TOKYO: Yields on super-long Japanese government bonds (JGBs) fell sharply on Tuesday after Reuters reported the finance ministry may reduce the issuance of those bonds.
The 30-year JGB yield extended the declines, falling 12.5 basis points (bps) to 2.91%, its lowest since May 14.
The 20-year JGB yield fell 13.5 bps to 2.37%. Japan’s Ministry of Finance (MOF) will consider tweaking the composition of its bond programme for the current fiscal year, which could involve trimming the issuance of super-long bonds, two sources told Reuters on Tuesday.
The report came as the market expected the government to step in to curb the sell-off.
The yields on long-dated debt rose to record highs amid concerns over a drop in bond buying by the Bank of Japan (BOJ) and political jockeying over stimulus.

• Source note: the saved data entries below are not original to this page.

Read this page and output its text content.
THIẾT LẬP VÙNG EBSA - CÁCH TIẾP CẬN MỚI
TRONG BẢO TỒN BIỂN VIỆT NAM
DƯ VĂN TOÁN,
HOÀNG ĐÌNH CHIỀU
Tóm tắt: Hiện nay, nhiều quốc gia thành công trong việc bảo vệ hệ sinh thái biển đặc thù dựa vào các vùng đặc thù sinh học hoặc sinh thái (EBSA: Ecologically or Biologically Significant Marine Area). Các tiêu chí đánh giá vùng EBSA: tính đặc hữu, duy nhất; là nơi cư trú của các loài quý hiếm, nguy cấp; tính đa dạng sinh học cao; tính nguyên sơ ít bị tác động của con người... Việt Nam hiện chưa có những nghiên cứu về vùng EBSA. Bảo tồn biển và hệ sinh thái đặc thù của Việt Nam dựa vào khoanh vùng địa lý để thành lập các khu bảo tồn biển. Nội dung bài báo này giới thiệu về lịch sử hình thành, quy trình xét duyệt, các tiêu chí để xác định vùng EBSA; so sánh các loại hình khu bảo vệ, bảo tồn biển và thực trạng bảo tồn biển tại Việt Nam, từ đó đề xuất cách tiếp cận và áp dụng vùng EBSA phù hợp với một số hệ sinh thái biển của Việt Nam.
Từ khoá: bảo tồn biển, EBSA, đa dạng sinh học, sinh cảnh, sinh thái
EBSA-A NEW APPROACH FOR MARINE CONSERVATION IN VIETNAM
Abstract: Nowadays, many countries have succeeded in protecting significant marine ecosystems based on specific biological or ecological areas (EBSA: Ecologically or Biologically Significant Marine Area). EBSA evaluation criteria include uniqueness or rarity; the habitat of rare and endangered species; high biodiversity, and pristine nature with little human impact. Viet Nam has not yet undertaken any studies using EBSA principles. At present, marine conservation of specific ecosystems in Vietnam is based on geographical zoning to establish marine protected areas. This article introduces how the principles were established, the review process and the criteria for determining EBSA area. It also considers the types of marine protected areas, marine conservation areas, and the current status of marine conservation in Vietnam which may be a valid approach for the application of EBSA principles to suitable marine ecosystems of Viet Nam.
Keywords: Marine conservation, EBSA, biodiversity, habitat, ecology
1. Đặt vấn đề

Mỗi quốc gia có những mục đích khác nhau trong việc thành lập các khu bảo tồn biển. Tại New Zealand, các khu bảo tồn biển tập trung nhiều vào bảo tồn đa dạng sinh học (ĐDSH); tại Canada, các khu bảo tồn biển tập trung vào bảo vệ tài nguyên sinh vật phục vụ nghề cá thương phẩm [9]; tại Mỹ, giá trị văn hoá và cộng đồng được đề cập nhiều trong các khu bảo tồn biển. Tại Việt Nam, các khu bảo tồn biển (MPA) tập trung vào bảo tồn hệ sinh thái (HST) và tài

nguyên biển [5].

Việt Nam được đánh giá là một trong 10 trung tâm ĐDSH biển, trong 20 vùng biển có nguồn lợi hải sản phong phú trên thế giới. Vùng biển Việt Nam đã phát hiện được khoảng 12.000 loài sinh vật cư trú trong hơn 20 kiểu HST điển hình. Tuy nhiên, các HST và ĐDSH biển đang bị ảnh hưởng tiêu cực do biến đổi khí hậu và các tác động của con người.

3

“The yields on bonds with super-long maturities extended declines (after the report), but those on shorter-dated bonds rose on concerns that the MOF may increase the sale of those bonds,” said Naoya Hasegawa, chief bond strategist at Okasan Securities.
Japanese bonds extend rally as higher yields help bring in buyers
The 10-year JGB yield also extended declines, falling 4.5 bps to 1.46%.
If the MOF were to reduce issuance of 20-, 30- or 40-year Japanese government bonds, it would likely increase issuance of shorter-dated debt instead, the sources said.
The two-year JGB yield was last up 0.5 bp to 0.725%.
The five-year yield rose to 1.02%, before falling 0.5 bps to 1.005%.